Irmã de Simón Bolívar, herói da independência sul-americana, não queria ser confundida com o projeto do irmão mais novo ? enquanto Bolívar se tornou inimigo da monarquia, ela se manteve fiel à Coroa espanhola.

"Nenhuma outra mulher escrevia para Simón Bolívar no tom que ela escrevia", diz a historiadora venezuelana Inés Quintero à BBC News Mundo, serviço de notícias em espanhol da BBC.

Enquanto Quintero pesquisava o processo de independência da Venezuela e mergulhava no arquivo do ilustre militar e político conhecido como o Libertador de países sul-americanos do mando da Coroa espanhola, se deparou com "uma mulher que estava totalmente ausente".

"Não havia notícias de María Antonia nas biografias de Bolívar, não havia nenhum trabalho dedicado a ela, exceto por questões muito tangenciais ou gerais e, claro, quando entro neste mundo, encontro uma personagem fascinante, uma mulher muito dona da situação e de seus pontos de vista."

"Uma mulher que não se deixava levar pela corrente."

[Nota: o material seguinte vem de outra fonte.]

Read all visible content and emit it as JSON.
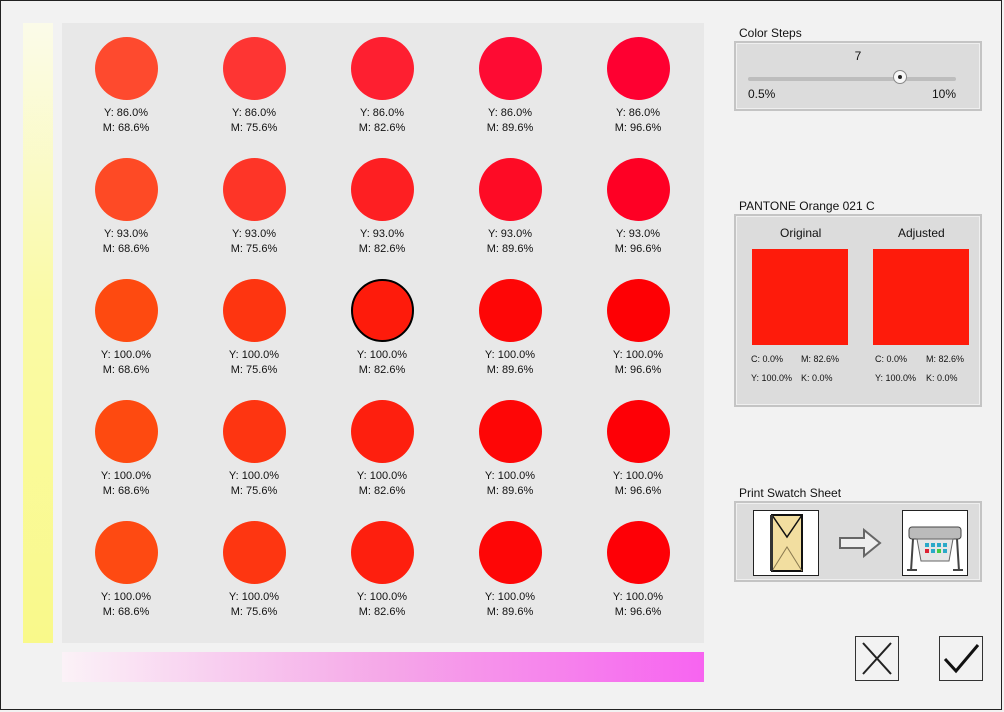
{
  "grid": {
    "selected": {
      "row": 2,
      "col": 2
    },
    "rows": [
      {
        "y": "Y: 86.0%",
        "colors": [
          "#fe4a2e",
          "#fe3533",
          "#fe1f30",
          "#fe0b33",
          "#fe0031"
        ]
      },
      {
        "y": "Y: 93.0%",
        "colors": [
          "#fe4a25",
          "#fe3527",
          "#fe1f22",
          "#fe0b25",
          "#fe0024"
        ]
      },
      {
        "y": "Y: 100.0%",
        "colors": [
          "#fe4a10",
          "#fe3510",
          "#fe1b0b",
          "#fe0606",
          "#fe0004"
        ]
      },
      {
        "y": "Y: 100.0%",
        "colors": [
          "#fe4a10",
          "#fe3511",
          "#fe1f0e",
          "#fe0606",
          "#fe0006"
        ]
      },
      {
        "y": "Y: 100.0%",
        "colors": [
          "#fe4a12",
          "#fe3611",
          "#fe1f0e",
          "#fe0606",
          "#fe0006"
        ]
      }
    ],
    "m_labels": [
      "M: 68.6%",
      "M: 75.6%",
      "M: 82.6%",
      "M: 89.6%",
      "M: 96.6%"
    ]
  },
  "color_steps": {
    "label": "Color Steps",
    "value": "7",
    "level": 0.73,
    "min": "0.5%",
    "max": "10%"
  },
  "pantone": {
    "label": "PANTONE Orange 021 C",
    "original": {
      "label": "Original",
      "color": "#fe1b0b",
      "c": "C: 0.0%",
      "m": "M: 82.6%",
      "y": "Y: 100.0%",
      "k": "K: 0.0%"
    },
    "adjusted": {
      "label": "Adjusted",
      "color": "#fe1b0b",
      "c": "C: 0.0%",
      "m": "M: 82.6%",
      "y": "Y: 100.0%",
      "k": "K: 0.0%"
    }
  },
  "print": {
    "label": "Print Swatch Sheet",
    "icons": [
      "envelope-icon",
      "arrow-right-icon",
      "plotter-printer-icon"
    ]
  },
  "buttons": {
    "cancel_icon": "close-x-icon",
    "ok_icon": "checkmark-icon"
  }
}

E, embora seus outros irmãos tivessem abraçado o projeto de independência, ela "desde o primeiro momento" não aderiu.

É o que mostram várias das cartas que María Antonia escreveu a Simón Bolívar e que Quintero analisou.

"Me surpreendeu muito sua beligerância, a carga emocional e as diferenças entre os dois."

"É um material epistolar muito rico pela forma de se comunicar com o irmão, é um tratamento direto, familiar, sem protocolos."

No ano em que se comemora o 200º aniversário da Batalha de Carabobo - quando Bolívar comandou um exército rebelde que derrotou os espanhóis nos arredores de Caracas -, fundamental no processo de independência da Venezuela, a BBC News Mundo analisa a fascinante relação entre o herói e sua irmã mais velha.

'Crioula' e primogênita

Quintero é autora da biografia de María Antonia Bolívar: La criolla principal, livro que é resultado de anos de pesquisa sobre o papel das mulheres na independência.

"A vida de María Antonia era absolutamente desconhecida porque tudo o que rodeia Bolívar está carregado de seu imenso peso como personagem".

"Supõe-se que os heróis não tenham família, vida privada, desencontros, mas houve essa figura feminina tão forte e decisiva que manteve distância do projeto do irmão."

María Antonia nasceu em 1 ° de novembro de 1777 e foi a primeira filha de Juan Vicente Bolívar y Ponte e Concepción Palacios y Blanco.

O casal também teve Juana (1779), Juan Vicente (1781) e Simón (1783).

Quando María Antonia tinha nove anos, seu pai faleceu e, aos 14, sua mãe morreu.

Poucos meses depois, aos 15 anos, se casou com Pablo Clemente y Palacios, muito mais velho que ela, com quem teve quatro filhos.

Os outros irmãos ficaram sob a responsabilidade do avô materno e, após sua morte, um tio assumiu a criação de Simón.

"Em julho de 1795, quando tinha 12 anos, ele sofreu uma crise bem típica de início da adolescência: fugiu do tio para se refugiar na casa da irmã María Antonia e do marido, por quem sentia mais afinidade afetiva", diz o historiador Manuel Pérez Vila em uma breve biografia do "Libertador".

A irmã o defendeu, o que gerou um conflito com o tio, e a solução que encontraram, apesar da resistência do menino, foi mandá-lo para a casa de seu professor Simón Rodríguez.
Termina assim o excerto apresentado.